Il est toutefois relevé que la société disparue est une société en nom collectif (SNC) qui est par principe obligatoirement pluripersonnelle, pour être composée d’un minimum de deux associés, la dérogation légale au principe de la pluri-personnalité posée à l’article 1832 du code civil n’ayant pas été prévue pour cette forme sociale.
Toutefois, même à considérer que le principe invoqué serait applicable à une société en nom collectif devenue exceptionnellement unipersonnelle du fait du décès d’un associé, il n’en reste pas moins vrai que le cas échéant, l’associé unique ne recueille, par l’effet de la transmission universelle du patrimoine de la société dissoute et dont la liquidation a été clôturée, que les créances et les dettes nées antérieurement dans ce patrimoine. Or, dans le cas d’espèce, l’action poursuit des créances qui ne sont qui ne sont pas encore nées, pour être encore incertaines. Il s’ensuit qu’elles n’ont pu être transmises à l’associé unique avant la disparition de la société, de sorte que c’est à tort que le conseil de la SNC PHARMACIE DES BELLES FEUILLES estime que la cause pourrait être régularisable par l’intervention volontaire de Monsieur [M] si la réouverture des débats était prononcée.

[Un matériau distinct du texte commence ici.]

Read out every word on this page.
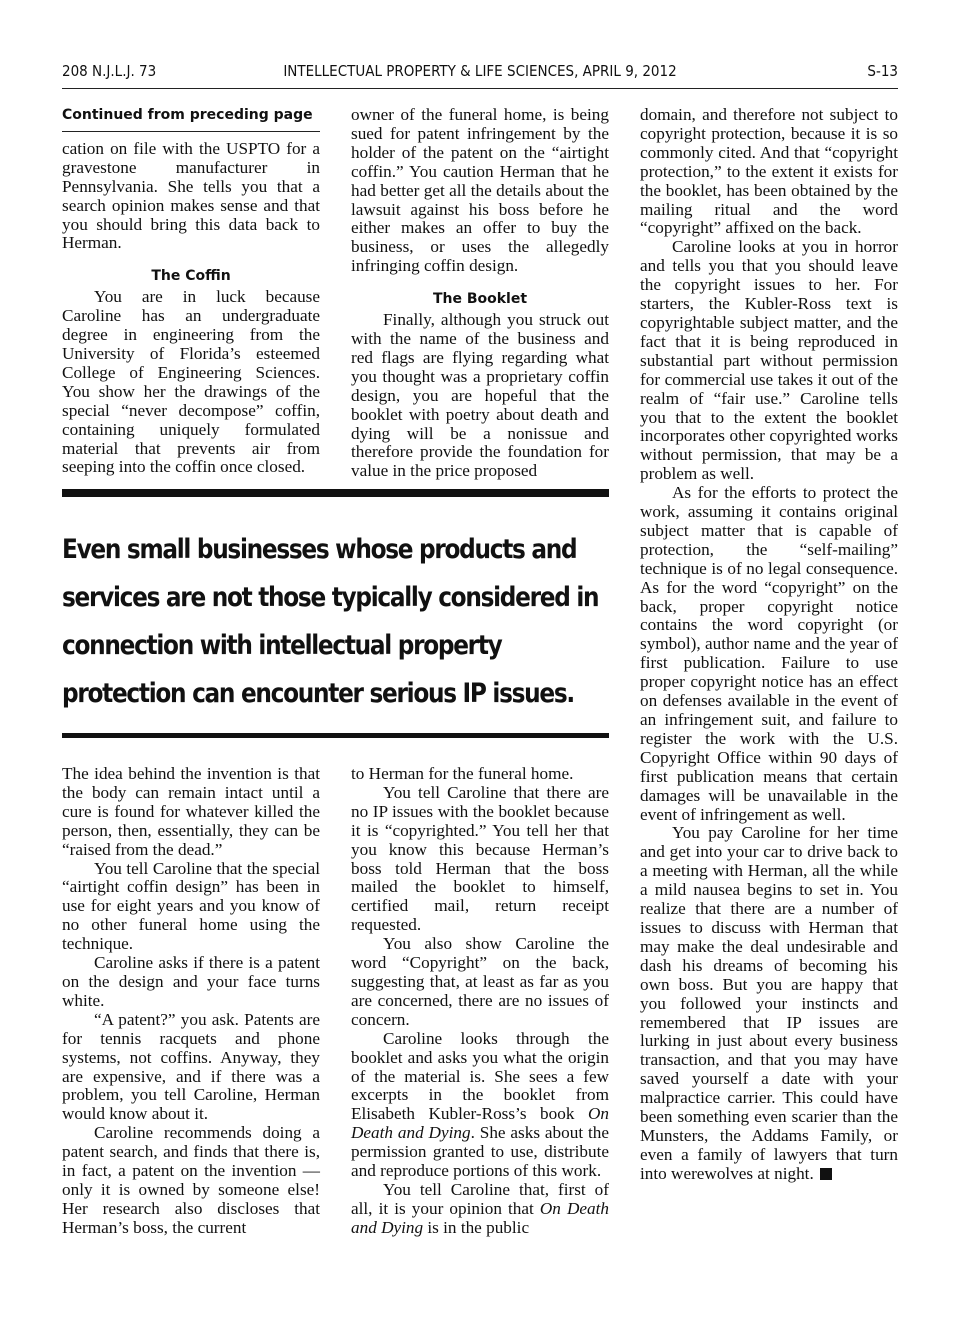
208 N.J.L.J. 73	INTELLECTUAL PROPERTY & LIFE SCIENCES, APRIL 9, 2012	S-13
Continued from preceding page

cation on file with the USPTO for a gravestone manufacturer in Pennsylvania. She tells you that a search opinion makes sense and that you should bring this data back to Herman.

The Coffin

You are in luck because Caroline has an undergraduate degree in engineering from the University of Florida’s esteemed College of Engineering Sciences. You show her the drawings of the special “never decompose” coffin, containing uniquely formulated material that prevents air from seeping into the coffin once closed.

owner of the funeral home, is being sued for patent infringement by the holder of the patent on the “airtight coffin.” You caution Herman that he had better get all the details about the lawsuit against his boss before he either makes an offer to buy the business, or uses the allegedly infringing coffin design.

The Booklet

Finally, although you struck out with the name of the business and red flags are flying regarding what you thought was a proprietary coffin design, you are hopeful that the booklet with poetry about death and dying will be a nonissue and therefore provide the foundation for value in the price proposed

Even small businesses whose products and services are not those typically considered in connection with intellectual property protection can encounter serious IP issues.

The idea behind the invention is that the body can remain intact until a cure is found for whatever killed the person, then, essentially, they can be “raised from the dead.”

You tell Caroline that the special “airtight coffin design” has been in use for eight years and you know of no other funeral home using the technique.

Caroline asks if there is a patent on the design and your face turns white.

“A patent?” you ask. Patents are for tennis racquets and phone systems, not coffins. Anyway, they are expensive, and if there was a problem, you tell Caroline, Herman would know about it.

Caroline recommends doing a patent search, and finds that there is, in fact, a patent on the invention — only it is owned by someone else! Her research also discloses that Herman’s boss, the current

to Herman for the funeral home.

You tell Caroline that there are no IP issues with the booklet because it is “copyrighted.” You tell her that you know this because Herman’s boss told Herman that the boss mailed the booklet to himself, certified mail, return receipt requested.

You also show Caroline the word “Copyright” on the back, suggesting that, at least as far as you are concerned, there are no issues of concern.

Caroline looks through the booklet and asks you what the origin of the material is. She sees a few excerpts in the booklet from Elisabeth Kubler-Ross’s book On Death and Dying. She asks about the permission granted to use, distribute and reproduce portions of this work.

You tell Caroline that, first of all, it is your opinion that On Death and Dying is in the public

domain, and therefore not subject to copyright protection, because it is so commonly cited. And that “copyright protection,” to the extent it exists for the booklet, has been obtained by the mailing ritual and the word “copyright” affixed on the back.

Caroline looks at you in horror and tells you that you should leave the copyright issues to her. For starters, the Kubler-Ross text is copyrightable subject matter, and the fact that it is being reproduced in substantial part without permission for commercial use takes it out of the realm of “fair use.” Caroline tells you that to the extent the booklet incorporates other copyrighted works without permission, that may be a problem as well.

As for the efforts to protect the work, assuming it contains original subject matter that is capable of protection, the “self-mailing” technique is of no legal consequence. As for the word “copyright” on the back, proper copyright notice contains the word copyright (or symbol), author name and the year of first publication. Failure to use proper copyright notice has an effect on defenses available in the event of an infringement suit, and failure to register the work with the U.S. Copyright Office within 90 days of first publication means that certain damages will be unavailable in the event of infringement as well.

You pay Caroline for her time and get into your car to drive back to a meeting with Herman, all the while a mild nausea begins to set in. You realize that there are a number of issues to discuss with Herman that may make the deal undesirable and dash his dreams of becoming his own boss. But you are happy that you followed your instincts and remembered that IP issues are lurking in just about every business transaction, and that you may have saved yourself a date with your malpractice carrier. This could have been something even scarier than the Munsters, the Addams Family, or even a family of lawyers that turn into werewolves at night.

En conséquence, le tribunal qui constate au moment où il statue une cause d’irrecevabilité tirée du défaut de qualité à agir, sans que les parties dont l’avis a été recueilli ne fasse valoir de moyen susceptible de régulariser la procédure, ne peut que prononcer l’irrecevabilité de l’action de la SNC PHARMACIE DES BELLES FEUILLES, sans qu’il soit besoin de prononcer la réouverture des débats.
Sur les autres demandes
L’article 696 du code de procédure civile prévoit que la partie perdante est condamnée aux dépens, à moins que le juge, par décision motivée, n’en mette la totalité ou une fraction à la charge d’une autre partie.

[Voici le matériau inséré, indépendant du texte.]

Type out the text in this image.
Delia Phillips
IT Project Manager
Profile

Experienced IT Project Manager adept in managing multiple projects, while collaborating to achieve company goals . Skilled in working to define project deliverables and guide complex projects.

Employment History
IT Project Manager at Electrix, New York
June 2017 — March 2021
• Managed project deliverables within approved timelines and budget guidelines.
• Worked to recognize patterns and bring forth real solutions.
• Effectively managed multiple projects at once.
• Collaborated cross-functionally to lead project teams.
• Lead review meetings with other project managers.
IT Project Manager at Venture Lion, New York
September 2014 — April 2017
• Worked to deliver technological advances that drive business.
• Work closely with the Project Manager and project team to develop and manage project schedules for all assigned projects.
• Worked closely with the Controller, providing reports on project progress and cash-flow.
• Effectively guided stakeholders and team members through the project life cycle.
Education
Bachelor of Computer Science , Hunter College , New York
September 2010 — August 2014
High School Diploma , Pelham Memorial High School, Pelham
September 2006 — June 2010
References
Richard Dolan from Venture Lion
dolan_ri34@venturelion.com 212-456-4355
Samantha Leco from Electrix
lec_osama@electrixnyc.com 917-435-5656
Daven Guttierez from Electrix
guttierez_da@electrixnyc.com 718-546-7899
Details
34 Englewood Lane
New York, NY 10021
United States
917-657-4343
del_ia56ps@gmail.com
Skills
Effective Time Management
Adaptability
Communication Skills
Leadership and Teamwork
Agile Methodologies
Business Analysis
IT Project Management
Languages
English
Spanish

L’article 700 du code de procédure civile prévoit que la partie condamnée aux dépens ou qui perd son procès peut être condamnée à payer à l’autre partie une somme destinée à compenser les frais exposés pour le procès et non compris dans les dépens. Dans ce cadre, le juge tient compte de l’équité ou de la situation économique des parties.

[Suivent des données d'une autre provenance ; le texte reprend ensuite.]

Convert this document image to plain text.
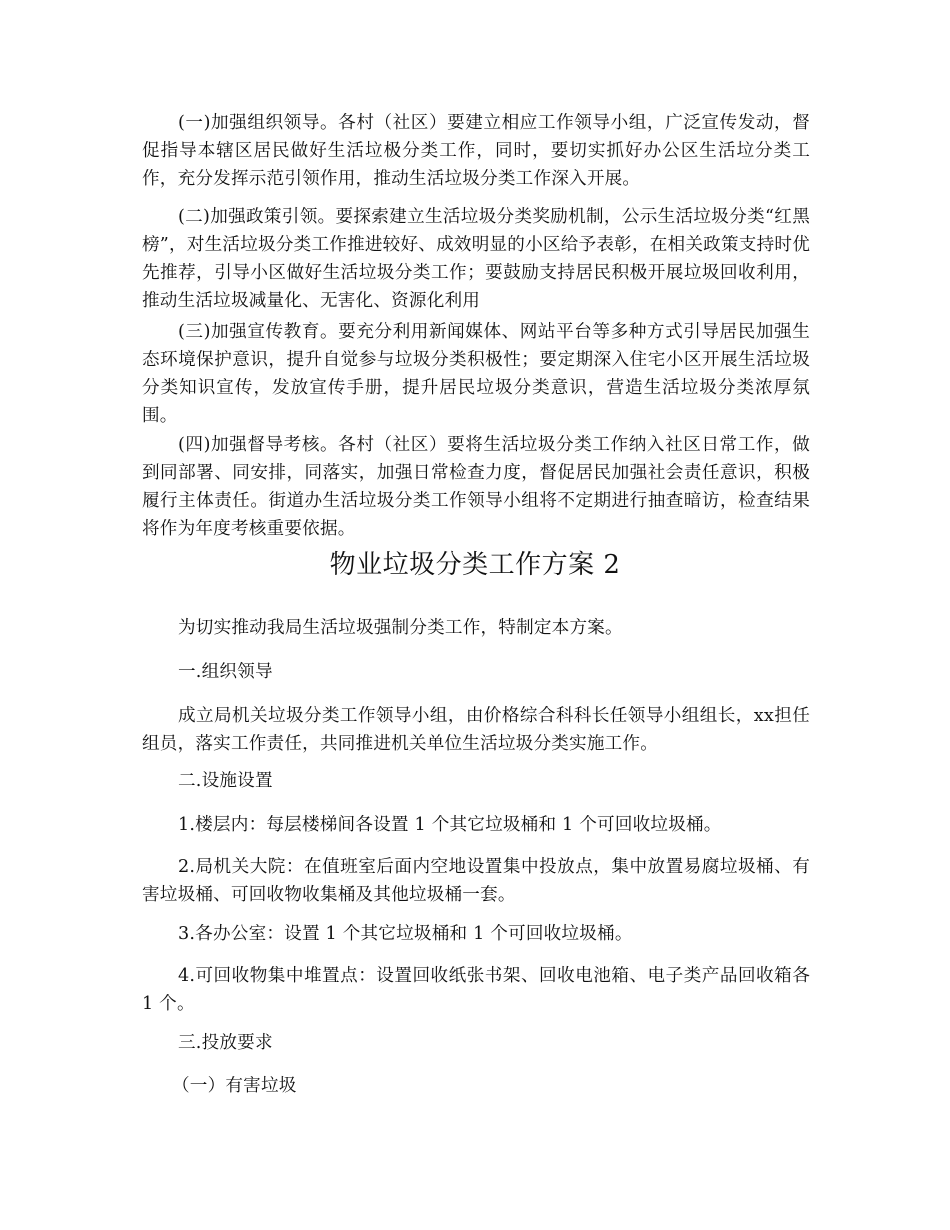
(一)加强组织领导。各村（社区）要建立相应工作领导小组，广泛宣传发动，督促指导本辖区居民做好生活垃极分类工作，同时，要切实抓好办公区生活垃分类工作，充分发挥示范引领作用，推动生活垃圾分类工作深入开展。

(二)加强政策引领。要探索建立生活垃圾分类奖励机制，公示生活垃圾分类“红黑榜”，对生活垃圾分类工作推进较好、成效明显的小区给予表彰，在相关政策支持时优先推荐，引导小区做好生活垃圾分类工作；要鼓励支持居民积极开展垃圾回收利用，推动生活垃圾减量化、无害化、资源化利用

(三)加强宣传教育。要充分利用新闻媒体、网站平台等多种方式引导居民加强生态环境保护意识，提升自觉参与垃圾分类积极性；要定期深入住宅小区开展生活垃圾分类知识宣传，发放宣传手册，提升居民垃圾分类意识，营造生活垃圾分类浓厚氛围。

(四)加强督导考核。各村（社区）要将生活垃圾分类工作纳入社区日常工作，做到同部署、同安排，同落实，加强日常检查力度，督促居民加强社会责任意识，积极履行主体责任。街道办生活垃圾分类工作领导小组将不定期进行抽查暗访，检查结果将作为年度考核重要依据。

物业垃圾分类工作方案 2

为切实推动我局生活垃圾强制分类工作，特制定本方案。

一.组织领导

成立局机关垃圾分类工作领导小组，由价格综合科科长任领导小组组长，xx担任组员，落实工作责任，共同推进机关单位生活垃圾分类实施工作。

二.设施设置

1.楼层内：每层楼梯间各设置 1 个其它垃圾桶和 1 个可回收垃圾桶。

2.局机关大院：在值班室后面内空地设置集中投放点，集中放置易腐垃圾桶、有害垃圾桶、可回收物收集桶及其他垃圾桶一套。

3.各办公室：设置 1 个其它垃圾桶和 1 个可回收垃圾桶。

4.可回收物集中堆置点：设置回收纸张书架、回收电池箱、电子类产品回收箱各 1 个。

三.投放要求

（一）有害垃圾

En l’espèce, la SNC PHARMACIE DES BELLES FEUILLES ayant disparu elle ne saurait supporter aucune condamnation au titre des dépens, et au titre de l’article 700 du code de procédure civile.
Madame [Z] [D] épouse [V] supportera la charge de ses dépens.
PAR CES MOTIFS
Le tribunal, statuant publiquement par jugement contradictoire, en premier ressort, mis à disposition au greffe à la date du délibéré;
Constate l’acquisition de la perte de la personnalité morale de la SNC PHARMACIE DES BELLES FEUILLES à la date du 21 août 2023 ;
Déclare irrecevable l’action de la SNC PHARMACIE DES BELLES FEUILLES ;
Dit n’y avoir lieu à la réouverture des débats ;
Dit n’y avoir lieu à condamnation de la SNC PHARMACIE DES BELLES FEUILLES au titre des dépens ;
Dit que Madame [Z] [D] épouse [V] doit supporter la charge de ses dépens ;
Dit n’y avoir lieu à condamnation de la SNC PHARMACIE DES BELLES FEUILLES au titre de l’article 700 du code de procédure civile ;
Rappelle que l’exécution provisoire est de droit.
Fait et jugé à [Localité 7] le 19 Juin 2025.